While not of the same magnitude by any stretch, we’re calling for a cessation of posting here for the next few weeks.

We’ll be back in January with new information and updates about the script and perhaps a new direction for this blog.

Best wishes for the Christmas season.

Let us all continue to pray for peace.

Photo credit: By A. C. Michael – The Guardian [2] / [3]Originally published in The Illustrated London News, January 9, 1915., PD-US, [Wikipedia]

Wilson heads to Versailles

The “Big Four” at Versailles peace treaty, 1919. From left, Lloyd George (Britain), Emanuele Orlando (Italy), Georges Clemenceau (France), and Woodrow Wilson (United States).

 

On December 4, 1918, U.S. President Woodrow Wilson set sail for Versailles for the World War I peace talks. Wilson was the first U.S. President to travel to Europe while in office. The world was changing.

The world continued to change after World War I with the types of warfare and weapons used. Airplanes were used for the first time during this war. Poisonous gas killed many and destroyed many more.

While Wilson traveled to Versailles, my grandfather was in a hospital in a different part of France recovering from his contact with mustard gas. His world was changing as well.

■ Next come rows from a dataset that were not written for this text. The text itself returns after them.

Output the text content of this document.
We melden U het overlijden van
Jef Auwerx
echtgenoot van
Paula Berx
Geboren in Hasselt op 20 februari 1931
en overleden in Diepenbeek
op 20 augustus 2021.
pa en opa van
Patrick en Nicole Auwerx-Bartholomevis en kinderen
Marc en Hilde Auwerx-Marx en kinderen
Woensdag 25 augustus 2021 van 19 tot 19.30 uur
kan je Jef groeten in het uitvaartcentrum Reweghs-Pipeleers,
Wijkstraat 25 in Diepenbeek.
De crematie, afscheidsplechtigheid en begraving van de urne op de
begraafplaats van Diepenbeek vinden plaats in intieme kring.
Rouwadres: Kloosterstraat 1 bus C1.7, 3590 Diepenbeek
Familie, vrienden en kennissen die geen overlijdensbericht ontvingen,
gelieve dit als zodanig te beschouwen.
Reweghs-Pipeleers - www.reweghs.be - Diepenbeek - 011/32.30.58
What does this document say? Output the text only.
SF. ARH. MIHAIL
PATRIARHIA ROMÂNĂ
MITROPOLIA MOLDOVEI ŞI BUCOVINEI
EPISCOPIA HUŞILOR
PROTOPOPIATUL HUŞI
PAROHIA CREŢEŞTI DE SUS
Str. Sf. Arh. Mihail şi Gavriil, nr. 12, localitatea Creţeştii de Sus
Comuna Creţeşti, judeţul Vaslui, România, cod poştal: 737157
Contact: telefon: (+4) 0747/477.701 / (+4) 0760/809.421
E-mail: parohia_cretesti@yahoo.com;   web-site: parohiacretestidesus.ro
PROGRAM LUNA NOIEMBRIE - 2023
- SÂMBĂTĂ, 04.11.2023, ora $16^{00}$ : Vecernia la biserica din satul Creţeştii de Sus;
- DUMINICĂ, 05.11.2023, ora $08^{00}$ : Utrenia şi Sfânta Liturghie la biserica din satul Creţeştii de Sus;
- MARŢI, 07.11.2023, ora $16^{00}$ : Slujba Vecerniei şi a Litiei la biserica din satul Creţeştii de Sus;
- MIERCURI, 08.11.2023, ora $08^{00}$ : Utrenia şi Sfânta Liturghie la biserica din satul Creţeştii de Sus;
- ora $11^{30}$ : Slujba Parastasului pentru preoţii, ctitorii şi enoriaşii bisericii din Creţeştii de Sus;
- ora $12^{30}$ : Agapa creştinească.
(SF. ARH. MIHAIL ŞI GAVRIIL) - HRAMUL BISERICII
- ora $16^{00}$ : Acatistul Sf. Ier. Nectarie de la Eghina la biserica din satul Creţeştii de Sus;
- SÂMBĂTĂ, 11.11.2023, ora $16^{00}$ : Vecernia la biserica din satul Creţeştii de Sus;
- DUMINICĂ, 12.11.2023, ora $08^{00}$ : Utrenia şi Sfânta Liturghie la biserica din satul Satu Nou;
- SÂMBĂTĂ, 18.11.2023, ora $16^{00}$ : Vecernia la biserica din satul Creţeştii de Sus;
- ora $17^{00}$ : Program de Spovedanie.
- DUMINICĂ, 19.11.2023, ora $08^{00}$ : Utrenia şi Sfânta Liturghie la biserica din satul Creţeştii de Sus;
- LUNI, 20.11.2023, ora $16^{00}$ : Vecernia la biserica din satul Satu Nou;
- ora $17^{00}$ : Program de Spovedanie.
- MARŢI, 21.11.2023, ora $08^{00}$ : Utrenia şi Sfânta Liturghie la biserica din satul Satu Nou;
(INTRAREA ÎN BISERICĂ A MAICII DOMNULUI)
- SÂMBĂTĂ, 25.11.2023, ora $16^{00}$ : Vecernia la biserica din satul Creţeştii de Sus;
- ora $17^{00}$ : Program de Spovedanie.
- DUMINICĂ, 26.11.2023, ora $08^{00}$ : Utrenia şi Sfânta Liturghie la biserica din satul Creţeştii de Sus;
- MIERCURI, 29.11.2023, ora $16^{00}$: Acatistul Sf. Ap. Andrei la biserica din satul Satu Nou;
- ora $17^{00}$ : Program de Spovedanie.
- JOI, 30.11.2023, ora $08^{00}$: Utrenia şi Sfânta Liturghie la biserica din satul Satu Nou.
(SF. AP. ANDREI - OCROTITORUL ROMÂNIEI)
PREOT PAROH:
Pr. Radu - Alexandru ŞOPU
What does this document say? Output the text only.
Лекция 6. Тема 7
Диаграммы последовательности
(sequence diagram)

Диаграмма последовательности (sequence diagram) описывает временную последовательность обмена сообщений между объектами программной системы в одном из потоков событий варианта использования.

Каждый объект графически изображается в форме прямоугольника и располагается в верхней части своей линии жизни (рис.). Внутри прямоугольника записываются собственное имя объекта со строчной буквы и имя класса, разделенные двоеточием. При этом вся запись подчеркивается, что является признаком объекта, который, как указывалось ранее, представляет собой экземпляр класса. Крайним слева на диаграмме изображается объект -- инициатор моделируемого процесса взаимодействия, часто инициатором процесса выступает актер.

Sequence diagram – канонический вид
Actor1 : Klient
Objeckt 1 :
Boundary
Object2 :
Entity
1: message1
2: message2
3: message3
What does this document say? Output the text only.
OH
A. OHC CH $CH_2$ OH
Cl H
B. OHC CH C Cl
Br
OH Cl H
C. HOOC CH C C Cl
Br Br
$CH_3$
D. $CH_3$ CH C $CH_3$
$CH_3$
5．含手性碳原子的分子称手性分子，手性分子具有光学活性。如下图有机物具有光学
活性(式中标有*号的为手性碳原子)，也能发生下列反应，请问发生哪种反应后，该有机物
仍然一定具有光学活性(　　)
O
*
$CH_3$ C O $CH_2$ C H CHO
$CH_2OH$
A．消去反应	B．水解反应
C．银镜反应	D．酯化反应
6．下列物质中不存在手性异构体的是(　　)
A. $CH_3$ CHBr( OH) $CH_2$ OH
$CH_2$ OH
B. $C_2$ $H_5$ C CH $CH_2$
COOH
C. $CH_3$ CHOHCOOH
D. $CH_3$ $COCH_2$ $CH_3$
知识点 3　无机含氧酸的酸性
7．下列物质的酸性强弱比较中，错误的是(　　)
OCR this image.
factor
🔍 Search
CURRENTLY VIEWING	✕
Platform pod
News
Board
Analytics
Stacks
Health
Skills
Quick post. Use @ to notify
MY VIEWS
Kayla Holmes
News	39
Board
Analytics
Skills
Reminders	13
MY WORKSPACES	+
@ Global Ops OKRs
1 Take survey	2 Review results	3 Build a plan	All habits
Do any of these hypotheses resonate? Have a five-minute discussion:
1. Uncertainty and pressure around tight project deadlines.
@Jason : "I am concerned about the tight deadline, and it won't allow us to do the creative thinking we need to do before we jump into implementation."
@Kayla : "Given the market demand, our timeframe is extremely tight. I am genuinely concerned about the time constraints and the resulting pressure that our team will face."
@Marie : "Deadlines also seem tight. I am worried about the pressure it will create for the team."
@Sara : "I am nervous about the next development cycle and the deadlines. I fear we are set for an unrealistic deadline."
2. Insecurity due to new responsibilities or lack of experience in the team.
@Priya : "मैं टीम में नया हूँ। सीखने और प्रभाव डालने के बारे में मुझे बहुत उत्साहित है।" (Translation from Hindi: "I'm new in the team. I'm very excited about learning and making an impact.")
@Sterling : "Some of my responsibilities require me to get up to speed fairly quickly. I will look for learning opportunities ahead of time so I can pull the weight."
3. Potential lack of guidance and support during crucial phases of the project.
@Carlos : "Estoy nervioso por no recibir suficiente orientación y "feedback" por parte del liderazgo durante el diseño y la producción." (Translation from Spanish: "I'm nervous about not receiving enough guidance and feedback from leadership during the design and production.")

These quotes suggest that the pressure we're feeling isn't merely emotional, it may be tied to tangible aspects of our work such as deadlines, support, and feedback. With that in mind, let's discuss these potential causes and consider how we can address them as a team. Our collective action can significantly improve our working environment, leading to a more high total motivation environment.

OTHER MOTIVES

In reality, we are still seeing the results of that war. While it was supposed to be the War to End all Wars, it was far from it, and it set in place conflicts that would shape the course of the century to come.

It’s important that we recognized that history. It’s important that we tell those stories.

That’s what I’m trying to do with Clean Dry Socks: Diary of a Doughboy.